Meeting immediate needs and protecting development gains: Lessons from Ethiopia’s drought response
From April to October 2022, Mercy Corps’ Resilience in Pastoral Areas, North (RIPA-North) program provided a humanitarian drought response in the Somali Region of Ethiopia funded by the activation of a crisis modifier. This drought response was designed to complement and build on the Market Systems Development (MSD) approach which focuses on enhancing resilient, sustainable economic opportunities in arid and semi-arid lands as a pathway to food security. A humanitarian response that shifts away from market support and toward direct distributions would risk undermining the very market systems that RIPA-North, and its predecessor program Pastoralist Areas Resilience Improvement through Market Expansion (PRIME), have strengthened with nearly a decade of USAID-funded resilience investments in dryland economies and production systems. A weakening of local markets would accelerate the deterioration of the local food system and its ability to provide safe and nutritious foods to pastoral communities already facing multiple crises, thus causing backsliding towards greater aid dependency.
This paper provides an overview of how the Markets in Crisis approach to this drought response leveraged existing relationships and built on RIPA-North’s development interventions to meet immediate humanitarian needs, help households protect assets, livelihoods, and food security in light of compounding shocks, and simultaneously strengthen local markets that households rely on to cope and improve their food security and economic prospects in the future. Team members involved in the design and implementation of the drought response participated in interviews in June-July 2022 to discuss the design of the interventions and early implementation and data from Post-Distribution Monitoring (PDM) and market analysis provides a clearer picture of the response and its impact.
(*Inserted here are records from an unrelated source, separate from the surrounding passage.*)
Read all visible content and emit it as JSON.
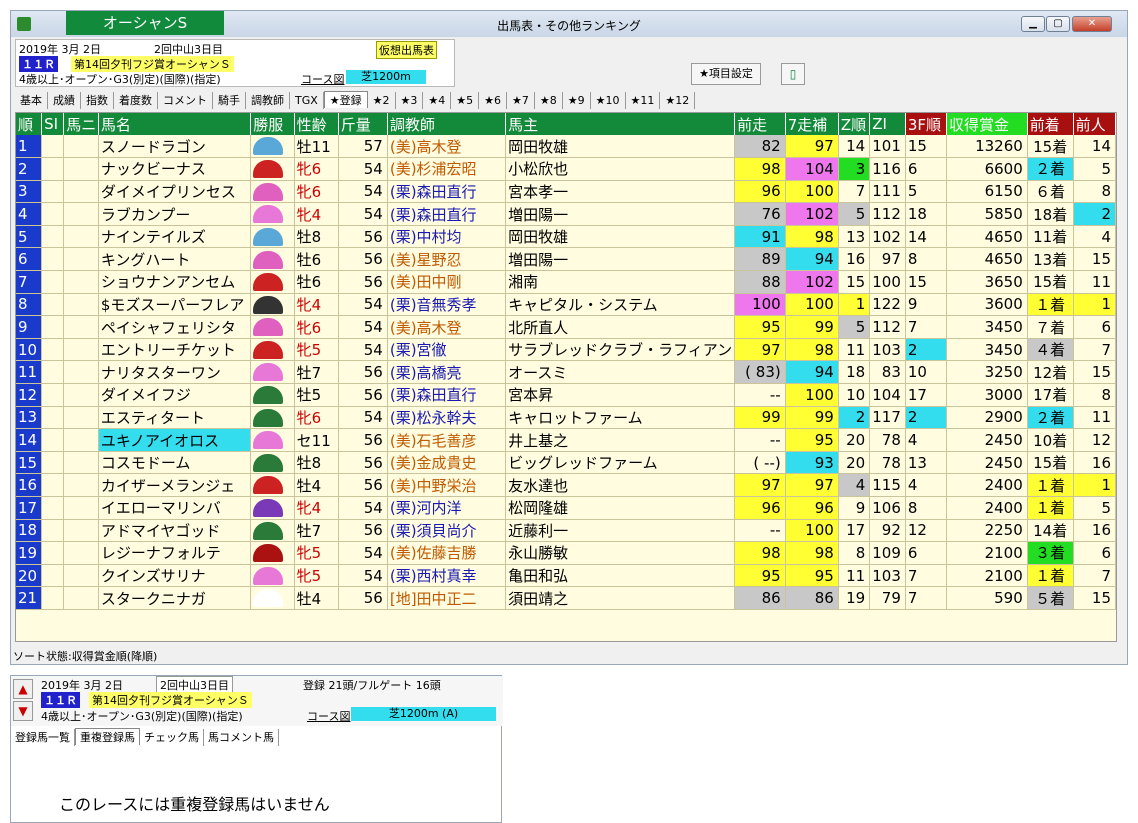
{
  "window": {
    "race_tab": "オーシャンS",
    "title": "出馬表・その他ランキング"
  },
  "info": {
    "date": "2019年  3月  2日",
    "meeting": "2回中山3日目",
    "yoso_badge": "仮想出馬表",
    "race_no": "１１Ｒ",
    "race_name": "第14回夕刊フジ賞オーシャンＳ",
    "conditions": "4歳以上･オープン･G3(別定)(国際)(指定)",
    "course_label": "コース図",
    "course_value": "芝1200m"
  },
  "toolbar": {
    "item_settings": "★項目設定",
    "horse_icon": "▯"
  },
  "tabs": [
    "基本",
    "成績",
    "指数",
    "着度数",
    "コメント",
    "騎手",
    "調教師",
    "TGX",
    "★登録",
    "★2",
    "★3",
    "★4",
    "★5",
    "★6",
    "★7",
    "★8",
    "★9",
    "★10",
    "★11",
    "★12"
  ],
  "columns": [
    "順",
    "SI",
    "馬ニ",
    "馬名",
    "勝服",
    "性齢",
    "斤量",
    "調教師",
    "馬主",
    "前走",
    "7走補",
    "Z順",
    "ZI",
    "3F順",
    "収得賞金",
    "前着",
    "前人"
  ],
  "silk_colors": [
    "#5aa8d8",
    "#cc2222",
    "#e060c0",
    "#e878d8",
    "#5aa8d8",
    "#e060c0",
    "#cc2222",
    "#333333",
    "#e060c0",
    "#cc2222",
    "#e878d8",
    "#2a7a3a",
    "#2a7a3a",
    "#e878d8",
    "#2a7a3a",
    "#cc2222",
    "#7a3ab8",
    "#2a7a3a",
    "#aa1111",
    "#e878d8",
    "#ffffff"
  ],
  "rows": [
    {
      "no": "1",
      "name": "スノードラゴン",
      "sex": "牡11",
      "f": false,
      "kin": "57",
      "trainer": "(美)高木登",
      "ritto": false,
      "owner": "岡田牧雄",
      "prev": "82",
      "prevc": "g",
      "s7": "97",
      "s7c": "y",
      "z": "14",
      "zc": "",
      "zi": "101",
      "f3": "15",
      "f3c": "",
      "prize": "13260",
      "place": "15着",
      "placec": "",
      "pop": "14",
      "popc": ""
    },
    {
      "no": "2",
      "name": "ナックビーナス",
      "sex": "牝6",
      "f": true,
      "kin": "54",
      "trainer": "(美)杉浦宏昭",
      "ritto": false,
      "owner": "小松欣也",
      "prev": "98",
      "prevc": "y",
      "s7": "104",
      "s7c": "m",
      "z": "3",
      "zc": "lg",
      "zi": "116",
      "f3": "6",
      "f3c": "",
      "prize": "6600",
      "place": "２着",
      "placec": "c",
      "pop": "5",
      "popc": ""
    },
    {
      "no": "3",
      "name": "ダイメイプリンセス",
      "sex": "牝6",
      "f": true,
      "kin": "54",
      "trainer": "(栗)森田直行",
      "ritto": true,
      "owner": "宮本孝一",
      "prev": "96",
      "prevc": "y",
      "s7": "100",
      "s7c": "y",
      "z": "7",
      "zc": "",
      "zi": "111",
      "f3": "5",
      "f3c": "",
      "prize": "6150",
      "place": "６着",
      "placec": "",
      "pop": "8",
      "popc": ""
    },
    {
      "no": "4",
      "name": "ラブカンプー",
      "sex": "牝4",
      "f": true,
      "kin": "54",
      "trainer": "(栗)森田直行",
      "ritto": true,
      "owner": "増田陽一",
      "prev": "76",
      "prevc": "g",
      "s7": "102",
      "s7c": "m",
      "z": "5",
      "zc": "g",
      "zi": "112",
      "f3": "18",
      "f3c": "",
      "prize": "5850",
      "place": "18着",
      "placec": "",
      "pop": "2",
      "popc": "c"
    },
    {
      "no": "5",
      "name": "ナインテイルズ",
      "sex": "牡8",
      "f": false,
      "kin": "56",
      "trainer": "(栗)中村均",
      "ritto": true,
      "owner": "岡田牧雄",
      "prev": "91",
      "prevc": "c",
      "s7": "98",
      "s7c": "y",
      "z": "13",
      "zc": "",
      "zi": "102",
      "f3": "14",
      "f3c": "",
      "prize": "4650",
      "place": "11着",
      "placec": "",
      "pop": "4",
      "popc": ""
    },
    {
      "no": "6",
      "name": "キングハート",
      "sex": "牡6",
      "f": false,
      "kin": "56",
      "trainer": "(美)星野忍",
      "ritto": false,
      "owner": "増田陽一",
      "prev": "89",
      "prevc": "g",
      "s7": "94",
      "s7c": "c",
      "z": "16",
      "zc": "",
      "zi": "97",
      "f3": "8",
      "f3c": "",
      "prize": "4650",
      "place": "13着",
      "placec": "",
      "pop": "15",
      "popc": ""
    },
    {
      "no": "7",
      "name": "ショウナンアンセム",
      "sex": "牡6",
      "f": false,
      "kin": "56",
      "trainer": "(美)田中剛",
      "ritto": false,
      "owner": "湘南",
      "prev": "88",
      "prevc": "g",
      "s7": "102",
      "s7c": "m",
      "z": "15",
      "zc": "",
      "zi": "100",
      "f3": "15",
      "f3c": "",
      "prize": "3650",
      "place": "15着",
      "placec": "",
      "pop": "11",
      "popc": ""
    },
    {
      "no": "8",
      "name": "$モズスーパーフレア",
      "sex": "牝4",
      "f": true,
      "kin": "54",
      "trainer": "(栗)音無秀孝",
      "ritto": true,
      "owner": "キャピタル・システム",
      "prev": "100",
      "prevc": "m",
      "s7": "100",
      "s7c": "y",
      "z": "1",
      "zc": "y",
      "zi": "122",
      "f3": "9",
      "f3c": "",
      "prize": "3600",
      "place": "１着",
      "placec": "y",
      "pop": "1",
      "popc": "y"
    },
    {
      "no": "9",
      "name": "ペイシャフェリシタ",
      "sex": "牝6",
      "f": true,
      "kin": "54",
      "trainer": "(美)高木登",
      "ritto": false,
      "owner": "北所直人",
      "prev": "95",
      "prevc": "y",
      "s7": "99",
      "s7c": "y",
      "z": "5",
      "zc": "g",
      "zi": "112",
      "f3": "7",
      "f3c": "",
      "prize": "3450",
      "place": "７着",
      "placec": "",
      "pop": "6",
      "popc": ""
    },
    {
      "no": "10",
      "name": "エントリーチケット",
      "sex": "牝5",
      "f": true,
      "kin": "54",
      "trainer": "(栗)宮徹",
      "ritto": true,
      "owner": "サラブレッドクラブ・ラフィアン",
      "prev": "97",
      "prevc": "y",
      "s7": "98",
      "s7c": "y",
      "z": "11",
      "zc": "",
      "zi": "103",
      "f3": "2",
      "f3c": "c",
      "prize": "3450",
      "place": "４着",
      "placec": "g",
      "pop": "7",
      "popc": ""
    },
    {
      "no": "11",
      "name": "ナリタスターワン",
      "sex": "牡7",
      "f": false,
      "kin": "56",
      "trainer": "(栗)高橋亮",
      "ritto": true,
      "owner": "オースミ",
      "prev": "( 83)",
      "prevc": "g",
      "s7": "94",
      "s7c": "c",
      "z": "18",
      "zc": "",
      "zi": "83",
      "f3": "10",
      "f3c": "",
      "prize": "3250",
      "place": "12着",
      "placec": "",
      "pop": "15",
      "popc": ""
    },
    {
      "no": "12",
      "name": "ダイメイフジ",
      "sex": "牡5",
      "f": false,
      "kin": "56",
      "trainer": "(栗)森田直行",
      "ritto": true,
      "owner": "宮本昇",
      "prev": "--",
      "prevc": "",
      "s7": "100",
      "s7c": "y",
      "z": "10",
      "zc": "",
      "zi": "104",
      "f3": "17",
      "f3c": "",
      "prize": "3000",
      "place": "17着",
      "placec": "",
      "pop": "8",
      "popc": ""
    },
    {
      "no": "13",
      "name": "エスティタート",
      "sex": "牝6",
      "f": true,
      "kin": "54",
      "trainer": "(栗)松永幹夫",
      "ritto": true,
      "owner": "キャロットファーム",
      "prev": "99",
      "prevc": "y",
      "s7": "99",
      "s7c": "y",
      "z": "2",
      "zc": "c",
      "zi": "117",
      "f3": "2",
      "f3c": "c",
      "prize": "2900",
      "place": "２着",
      "placec": "c",
      "pop": "11",
      "popc": ""
    },
    {
      "no": "14",
      "name": "ユキノアイオロス",
      "sex": "セ11",
      "f": false,
      "kin": "56",
      "trainer": "(美)石毛善彦",
      "ritto": false,
      "owner": "井上基之",
      "prev": "--",
      "prevc": "",
      "s7": "95",
      "s7c": "y",
      "z": "20",
      "zc": "",
      "zi": "78",
      "f3": "4",
      "f3c": "",
      "prize": "2450",
      "place": "10着",
      "placec": "",
      "pop": "12",
      "popc": ""
    },
    {
      "no": "15",
      "name": "コスモドーム",
      "sex": "牡8",
      "f": false,
      "kin": "56",
      "trainer": "(美)金成貴史",
      "ritto": false,
      "owner": "ビッグレッドファーム",
      "prev": "( --)",
      "prevc": "",
      "s7": "93",
      "s7c": "c",
      "z": "20",
      "zc": "",
      "zi": "78",
      "f3": "13",
      "f3c": "",
      "prize": "2450",
      "place": "15着",
      "placec": "",
      "pop": "16",
      "popc": ""
    },
    {
      "no": "16",
      "name": "カイザーメランジェ",
      "sex": "牡4",
      "f": false,
      "kin": "56",
      "trainer": "(美)中野栄治",
      "ritto": false,
      "owner": "友水達也",
      "prev": "97",
      "prevc": "y",
      "s7": "97",
      "s7c": "y",
      "z": "4",
      "zc": "g",
      "zi": "115",
      "f3": "4",
      "f3c": "",
      "prize": "2400",
      "place": "１着",
      "placec": "y",
      "pop": "1",
      "popc": "y"
    },
    {
      "no": "17",
      "name": "イエローマリンバ",
      "sex": "牝4",
      "f": true,
      "kin": "54",
      "trainer": "(栗)河内洋",
      "ritto": true,
      "owner": "松岡隆雄",
      "prev": "96",
      "prevc": "y",
      "s7": "96",
      "s7c": "y",
      "z": "9",
      "zc": "",
      "zi": "106",
      "f3": "8",
      "f3c": "",
      "prize": "2400",
      "place": "１着",
      "placec": "y",
      "pop": "5",
      "popc": ""
    },
    {
      "no": "18",
      "name": "アドマイヤゴッド",
      "sex": "牡7",
      "f": false,
      "kin": "56",
      "trainer": "(栗)須貝尚介",
      "ritto": true,
      "owner": "近藤利一",
      "prev": "--",
      "prevc": "",
      "s7": "100",
      "s7c": "y",
      "z": "17",
      "zc": "",
      "zi": "92",
      "f3": "12",
      "f3c": "",
      "prize": "2250",
      "place": "14着",
      "placec": "",
      "pop": "16",
      "popc": ""
    },
    {
      "no": "19",
      "name": "レジーナフォルテ",
      "sex": "牝5",
      "f": true,
      "kin": "54",
      "trainer": "(美)佐藤吉勝",
      "ritto": false,
      "owner": "永山勝敏",
      "prev": "98",
      "prevc": "y",
      "s7": "98",
      "s7c": "y",
      "z": "8",
      "zc": "",
      "zi": "109",
      "f3": "6",
      "f3c": "",
      "prize": "2100",
      "place": "３着",
      "placec": "lg",
      "pop": "6",
      "popc": ""
    },
    {
      "no": "20",
      "name": "クインズサリナ",
      "sex": "牝5",
      "f": true,
      "kin": "54",
      "trainer": "(栗)西村真幸",
      "ritto": true,
      "owner": "亀田和弘",
      "prev": "95",
      "prevc": "y",
      "s7": "95",
      "s7c": "y",
      "z": "11",
      "zc": "",
      "zi": "103",
      "f3": "7",
      "f3c": "",
      "prize": "2100",
      "place": "１着",
      "placec": "y",
      "pop": "7",
      "popc": ""
    },
    {
      "no": "21",
      "name": "スタークニナガ",
      "sex": "牡4",
      "f": false,
      "kin": "56",
      "trainer": "[地]田中正二",
      "ritto": false,
      "owner": "須田靖之",
      "prev": "86",
      "prevc": "g",
      "s7": "86",
      "s7c": "g",
      "z": "19",
      "zc": "",
      "zi": "79",
      "f3": "7",
      "f3c": "",
      "prize": "590",
      "place": "５着",
      "placec": "g",
      "pop": "15",
      "popc": ""
    }
  ],
  "sort_status": "ソート状態:収得賞金順(降順)",
  "sub": {
    "date": "2019年  3月  2日",
    "meeting": "2回中山3日目",
    "entries": "登録 21頭/フルゲート 16頭",
    "race_no": "１１Ｒ",
    "race_name": "第14回夕刊フジ賞オーシャンＳ",
    "conditions": "4歳以上･オープン･G3(別定)(国際)(指定)",
    "course_label": "コース図",
    "course_value": "芝1200m (A)",
    "tabs": [
      "登録馬一覧",
      "重複登録馬",
      "チェック馬",
      "馬コメント馬"
    ],
    "message": "このレースには重複登録馬はいません"
  }
}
Mercy Corps’ drought response illustrates the importance of robust, anticipatory, and resilience-focused action in response to unfolding crises, and the importance of harmonizing humanitarian response with market systems development programming to advance and protect well-being in shock-affected environments. As the current global food crisis enters a more acute stage, and is projected to last throughout 2023, the drought response offers important lessons on how to strengthen local economies while addressing acute food security and nutrition needs of crisis-affected populations.